O STF manteve decisão que reconheceu a imunidade do ITBI sobre a transferência de imóveis realizada em operação de cisão parcial. A decisão foi proferida pelo ministro Dias Toffoli no ARE nº 1.612.089/MT, ao negar seguimento ao recurso apresentado pelo Município de Várzea Grande.  

No caso, os imóveis foram transferidos do patrimônio de uma empresa de empreendimentos imobiliários para outra sociedade, cuja atividade principal consistia na prestação de serviços combinados de escritório e apoio administrativo. 

O Tribunal de Justiça do Estado de Mato Grosso havia afastado a cobrança do imposto por entender que a atividade preponderante da empresa que recebeu os imóveis não envolvia a compra, a venda ou a locação de bens imóveis.
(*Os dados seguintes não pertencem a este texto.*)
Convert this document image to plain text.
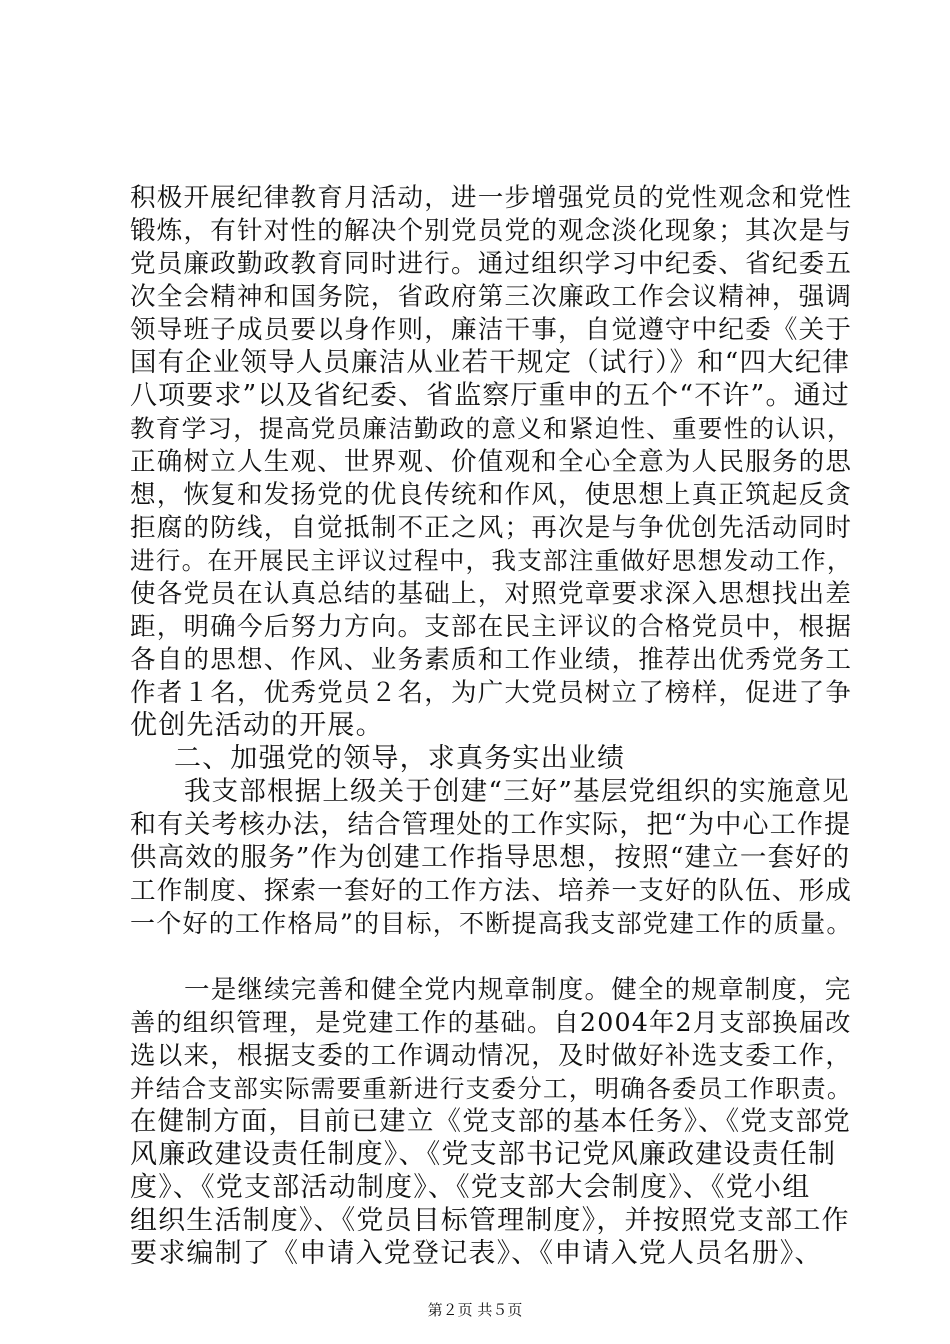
积极开展纪律教育月活动，进一步增强党员的党性观念和党性
锻炼，有针对性的解决个别党员党的观念淡化现象；其次是与
党员廉政勤政教育同时进行。通过组织学习中纪委、省纪委五
次全会精神和国务院，省政府第三次廉政工作会议精神，强调
领导班子成员要以身作则，廉洁干事，自觉遵守中纪委《关于
国有企业领导人员廉洁从业若干规定（试行）》和“四大纪律
八项要求”以及省纪委、省监察厅重申的五个“不许”。通过
教育学习，提高党员廉洁勤政的意义和紧迫性、重要性的认识，
正确树立人生观、世界观、价值观和全心全意为人民服务的思
想，恢复和发扬党的优良传统和作风，使思想上真正筑起反贪
拒腐的防线，自觉抵制不正之风；再次是与争优创先活动同时
进行。在开展民主评议过程中，我支部注重做好思想发动工作，
使各党员在认真总结的基础上，对照党章要求深入思想找出差
距，明确今后努力方向。支部在民主评议的合格党员中，根据
各自的思想、作风、业务素质和工作业绩，推荐出优秀党务工
作者１名，优秀党员２名，为广大党员树立了榜样，促进了争
优创先活动的开展。
二、加强党的领导，求真务实出业绩
我支部根据上级关于创建“三好”基层党组织的实施意见
和有关考核办法，结合管理处的工作实际，把“为中心工作提
供高效的服务”作为创建工作指导思想，按照“建立一套好的
工作制度、探索一套好的工作方法、培养一支好的队伍、形成
一个好的工作格局”的目标，不断提高我支部党建工作的质量。
一是继续完善和健全党内规章制度。健全的规章制度，完
善的组织管理，是党建工作的基础。自2004年2月支部换届改
选以来，根据支委的工作调动情况，及时做好补选支委工作，
并结合支部实际需要重新进行支委分工，明确各委员工作职责。
在健制方面，目前已建立《党支部的基本任务》、《党支部党
风廉政建设责任制度》、《党支部书记党风廉政建设责任制
度》、《党支部活动制度》、《党支部大会制度》、《党小组
组织生活制度》、《党员目标管理制度》，并按照党支部工作
要求编制了《申请入党登记表》、《申请入党人员名册》、
第２页 共５页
Dessa forma, não estaria configurada a exceção à imunidade prevista no artigo 156, § 2º, inciso I, da Constituição Federal. 

Ao analisar o recurso, o ministro Dias Toffoli considerou correta a distinção realizada pelo Tribunal estadual em relação ao Tema 796 da repercussão geral. Nesse precedente, o STF definiu que a imunidade do ITBI não abrange a parcela do valor dos bens que ultrapasse o capital social a ser integralizado. A controvérsia examinada, contudo, não envolvia integralização de capital nem eventual valor excedente, mas a transferência patrimonial decorrente de cisão parcial.  

O relator também afastou a aplicação do Tema 1.348, que discute o alcance da imunidade na integralização de capital por empresas que exercem atividade preponderantemente imobiliária. Segundo a decisão, esse debate não se confunde com o caso analisado, referente a uma operação de reorganização societária.  

Embora se trate de decisão monocrática, o julgamento reforça que, nas operações de fusão, incorporação, cisão ou extinção de pessoas jurídicas, a incidência do ITBI deve considerar a atividade preponderante da sociedade que recebe os imóveis. Não sendo ela predominantemente imobiliária, permanece aplicável a imunidade constitucional.